A pair of broken springs caused an ATR passenger aircraft 71 people on board to change its destination and make an emergency landing.
The Transport Accident Investigation Commission today published its final report on the April 2017 incident.
The crew of the Auckland-Nelson flight were alerted that the landing gear was not locked in down position for landing. They diverted to Palmerston North and landed successful with undercarriage intact, no injuries, and one burst tyre.
The Chief Investigator of Accidents, Aaron Holman, said the landing gear problem was caused by two broken springs.
“Those springs are meant to lock the landing gear in the ‘down’ position, but they broke when cracks formed due to corrosion hastened by salty air,” said Mr Holman
“This inquiry showed that the maintenance programme for the springs was unlikely to have fore-warned of the cracking, or to have required preventive maintenance.”
The aircraft operator has addressed this safety issue by inspecting landing gear locking springs across its fleet of ATR72s. It also has a new maintenance programme for such springs, and replaces them more frequently.
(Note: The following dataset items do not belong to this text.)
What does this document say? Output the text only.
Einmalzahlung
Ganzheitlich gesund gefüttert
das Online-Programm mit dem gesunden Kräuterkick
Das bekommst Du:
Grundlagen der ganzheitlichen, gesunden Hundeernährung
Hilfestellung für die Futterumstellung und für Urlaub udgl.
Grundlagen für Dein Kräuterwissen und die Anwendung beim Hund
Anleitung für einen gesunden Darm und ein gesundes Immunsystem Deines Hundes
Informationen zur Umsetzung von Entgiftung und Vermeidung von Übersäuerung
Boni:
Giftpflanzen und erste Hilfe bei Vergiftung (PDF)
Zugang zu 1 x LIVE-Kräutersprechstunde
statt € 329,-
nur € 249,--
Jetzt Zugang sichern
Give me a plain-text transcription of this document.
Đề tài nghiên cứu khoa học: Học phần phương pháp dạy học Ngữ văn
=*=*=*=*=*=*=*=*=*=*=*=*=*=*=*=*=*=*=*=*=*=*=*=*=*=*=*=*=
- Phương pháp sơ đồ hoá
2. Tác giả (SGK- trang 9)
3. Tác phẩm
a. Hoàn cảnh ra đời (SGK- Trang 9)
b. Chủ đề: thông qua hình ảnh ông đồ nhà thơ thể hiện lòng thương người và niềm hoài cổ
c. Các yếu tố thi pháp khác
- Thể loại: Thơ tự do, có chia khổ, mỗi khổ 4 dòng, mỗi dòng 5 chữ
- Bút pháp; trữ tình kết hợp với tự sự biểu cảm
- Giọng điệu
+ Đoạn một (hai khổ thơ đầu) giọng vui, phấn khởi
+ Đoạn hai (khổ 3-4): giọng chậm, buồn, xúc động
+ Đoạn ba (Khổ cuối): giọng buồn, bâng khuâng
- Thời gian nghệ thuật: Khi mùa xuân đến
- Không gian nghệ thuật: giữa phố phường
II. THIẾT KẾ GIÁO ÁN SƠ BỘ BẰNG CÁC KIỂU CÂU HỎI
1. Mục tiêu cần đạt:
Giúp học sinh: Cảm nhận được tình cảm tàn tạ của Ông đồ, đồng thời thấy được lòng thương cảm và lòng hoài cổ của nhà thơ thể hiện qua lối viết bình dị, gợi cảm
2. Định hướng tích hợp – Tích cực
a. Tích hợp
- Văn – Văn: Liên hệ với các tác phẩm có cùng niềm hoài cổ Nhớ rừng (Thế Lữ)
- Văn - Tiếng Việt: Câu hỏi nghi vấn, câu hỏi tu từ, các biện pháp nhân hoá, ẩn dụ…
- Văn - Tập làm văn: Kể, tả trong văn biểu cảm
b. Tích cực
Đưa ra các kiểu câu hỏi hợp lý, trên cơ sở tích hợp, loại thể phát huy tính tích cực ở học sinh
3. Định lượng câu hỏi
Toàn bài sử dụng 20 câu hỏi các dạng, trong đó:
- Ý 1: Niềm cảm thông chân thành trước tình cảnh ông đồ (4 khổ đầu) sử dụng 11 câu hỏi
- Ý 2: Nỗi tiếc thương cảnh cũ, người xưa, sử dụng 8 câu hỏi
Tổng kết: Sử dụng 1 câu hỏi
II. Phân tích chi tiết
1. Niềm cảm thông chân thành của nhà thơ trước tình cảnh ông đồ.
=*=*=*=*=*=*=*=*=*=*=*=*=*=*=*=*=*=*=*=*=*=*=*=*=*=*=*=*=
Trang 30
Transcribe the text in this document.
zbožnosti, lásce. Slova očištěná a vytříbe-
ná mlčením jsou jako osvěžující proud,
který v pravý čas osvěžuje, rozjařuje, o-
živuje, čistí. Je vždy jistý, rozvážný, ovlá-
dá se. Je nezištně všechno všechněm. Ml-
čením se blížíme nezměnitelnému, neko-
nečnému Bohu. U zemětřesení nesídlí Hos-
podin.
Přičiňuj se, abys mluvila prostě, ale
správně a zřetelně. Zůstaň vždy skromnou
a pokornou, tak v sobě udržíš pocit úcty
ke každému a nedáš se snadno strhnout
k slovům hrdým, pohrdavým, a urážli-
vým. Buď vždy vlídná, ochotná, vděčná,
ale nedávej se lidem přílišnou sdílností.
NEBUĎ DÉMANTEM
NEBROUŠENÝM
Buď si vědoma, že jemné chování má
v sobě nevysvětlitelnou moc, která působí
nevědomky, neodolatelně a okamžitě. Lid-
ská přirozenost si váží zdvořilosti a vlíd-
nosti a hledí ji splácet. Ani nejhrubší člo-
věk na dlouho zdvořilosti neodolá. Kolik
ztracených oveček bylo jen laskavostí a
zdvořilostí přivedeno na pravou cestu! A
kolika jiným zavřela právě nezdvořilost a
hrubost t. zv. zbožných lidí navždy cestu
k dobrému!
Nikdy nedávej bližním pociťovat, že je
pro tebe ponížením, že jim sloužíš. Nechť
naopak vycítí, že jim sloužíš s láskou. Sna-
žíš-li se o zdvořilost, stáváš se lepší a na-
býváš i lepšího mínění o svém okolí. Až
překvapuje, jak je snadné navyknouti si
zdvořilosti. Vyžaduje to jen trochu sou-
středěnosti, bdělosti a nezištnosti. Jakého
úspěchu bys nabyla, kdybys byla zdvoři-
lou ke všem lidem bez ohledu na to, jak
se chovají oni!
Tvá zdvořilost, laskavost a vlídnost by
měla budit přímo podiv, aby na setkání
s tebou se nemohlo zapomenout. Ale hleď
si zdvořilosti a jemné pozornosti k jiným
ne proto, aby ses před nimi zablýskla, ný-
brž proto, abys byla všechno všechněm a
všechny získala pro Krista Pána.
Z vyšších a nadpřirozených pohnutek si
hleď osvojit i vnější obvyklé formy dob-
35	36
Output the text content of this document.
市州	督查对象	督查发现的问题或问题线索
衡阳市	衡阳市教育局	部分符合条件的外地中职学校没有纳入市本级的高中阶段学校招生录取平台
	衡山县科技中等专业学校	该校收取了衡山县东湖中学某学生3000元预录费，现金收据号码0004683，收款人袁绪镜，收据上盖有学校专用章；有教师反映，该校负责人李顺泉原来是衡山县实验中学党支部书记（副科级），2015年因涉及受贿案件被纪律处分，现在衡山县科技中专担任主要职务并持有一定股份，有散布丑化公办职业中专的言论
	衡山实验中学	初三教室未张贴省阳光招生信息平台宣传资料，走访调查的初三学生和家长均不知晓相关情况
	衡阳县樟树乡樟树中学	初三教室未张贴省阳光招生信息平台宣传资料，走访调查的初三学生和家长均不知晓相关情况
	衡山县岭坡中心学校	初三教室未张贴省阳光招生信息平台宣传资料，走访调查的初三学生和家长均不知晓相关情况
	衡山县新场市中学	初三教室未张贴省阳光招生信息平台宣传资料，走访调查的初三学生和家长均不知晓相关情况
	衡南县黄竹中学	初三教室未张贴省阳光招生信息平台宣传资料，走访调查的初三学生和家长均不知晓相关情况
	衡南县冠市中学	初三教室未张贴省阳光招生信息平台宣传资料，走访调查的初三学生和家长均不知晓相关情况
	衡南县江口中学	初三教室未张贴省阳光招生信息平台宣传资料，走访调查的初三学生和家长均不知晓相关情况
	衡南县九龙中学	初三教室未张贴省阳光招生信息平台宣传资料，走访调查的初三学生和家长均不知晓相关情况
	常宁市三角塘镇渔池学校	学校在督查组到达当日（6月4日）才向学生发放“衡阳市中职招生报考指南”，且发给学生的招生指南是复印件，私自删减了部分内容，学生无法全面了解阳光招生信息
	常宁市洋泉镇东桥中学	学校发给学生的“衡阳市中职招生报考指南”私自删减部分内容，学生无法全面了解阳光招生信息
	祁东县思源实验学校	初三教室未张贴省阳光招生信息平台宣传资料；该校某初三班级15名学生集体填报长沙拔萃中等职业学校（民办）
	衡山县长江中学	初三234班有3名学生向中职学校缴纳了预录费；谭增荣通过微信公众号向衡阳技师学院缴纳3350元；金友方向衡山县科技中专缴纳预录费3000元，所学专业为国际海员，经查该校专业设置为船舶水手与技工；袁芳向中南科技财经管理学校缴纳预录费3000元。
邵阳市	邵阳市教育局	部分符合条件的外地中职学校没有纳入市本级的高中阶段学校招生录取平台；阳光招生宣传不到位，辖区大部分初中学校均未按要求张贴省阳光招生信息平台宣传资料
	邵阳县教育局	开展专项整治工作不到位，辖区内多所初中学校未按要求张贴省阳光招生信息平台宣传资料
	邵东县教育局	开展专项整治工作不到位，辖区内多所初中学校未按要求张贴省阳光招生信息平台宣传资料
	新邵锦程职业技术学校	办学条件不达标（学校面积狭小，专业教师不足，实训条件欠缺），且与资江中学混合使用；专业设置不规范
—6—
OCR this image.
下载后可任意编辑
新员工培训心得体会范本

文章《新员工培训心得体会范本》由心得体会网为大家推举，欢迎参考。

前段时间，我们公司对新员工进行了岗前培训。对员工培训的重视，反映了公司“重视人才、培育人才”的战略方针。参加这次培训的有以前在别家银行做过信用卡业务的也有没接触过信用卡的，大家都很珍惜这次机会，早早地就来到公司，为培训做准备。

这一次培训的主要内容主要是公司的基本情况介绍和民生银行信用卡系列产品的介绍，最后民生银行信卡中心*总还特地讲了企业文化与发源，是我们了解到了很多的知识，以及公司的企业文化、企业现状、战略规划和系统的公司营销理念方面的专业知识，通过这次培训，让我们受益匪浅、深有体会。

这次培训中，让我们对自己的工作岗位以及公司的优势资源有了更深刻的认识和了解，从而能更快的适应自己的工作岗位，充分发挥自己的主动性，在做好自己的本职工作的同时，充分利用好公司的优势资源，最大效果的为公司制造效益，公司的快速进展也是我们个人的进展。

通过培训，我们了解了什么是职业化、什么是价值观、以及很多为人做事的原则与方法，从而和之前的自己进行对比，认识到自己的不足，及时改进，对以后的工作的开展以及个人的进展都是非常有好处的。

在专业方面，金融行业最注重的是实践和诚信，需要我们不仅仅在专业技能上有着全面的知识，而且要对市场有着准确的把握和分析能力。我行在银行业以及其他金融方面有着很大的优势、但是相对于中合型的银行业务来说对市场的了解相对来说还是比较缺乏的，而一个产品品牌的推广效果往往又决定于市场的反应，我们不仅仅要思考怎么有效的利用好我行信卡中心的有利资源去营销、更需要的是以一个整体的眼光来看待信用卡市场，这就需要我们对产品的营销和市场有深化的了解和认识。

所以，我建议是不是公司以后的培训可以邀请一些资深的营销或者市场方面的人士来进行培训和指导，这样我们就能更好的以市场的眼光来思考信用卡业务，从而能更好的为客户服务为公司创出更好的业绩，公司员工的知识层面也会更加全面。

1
The manufacturer has also responded by updating its maintenance manual for ATR72s worldwide and its training systems now include a scenario based on this incident.
For these reasons the Commission had no need to make recommendations in this case.
The Commission inquires into accidents and incidents that have - or are likely to have - significant implications for transport safety, or when the inquiry may allow the Commission to make findings or recommendations to improve transport safety.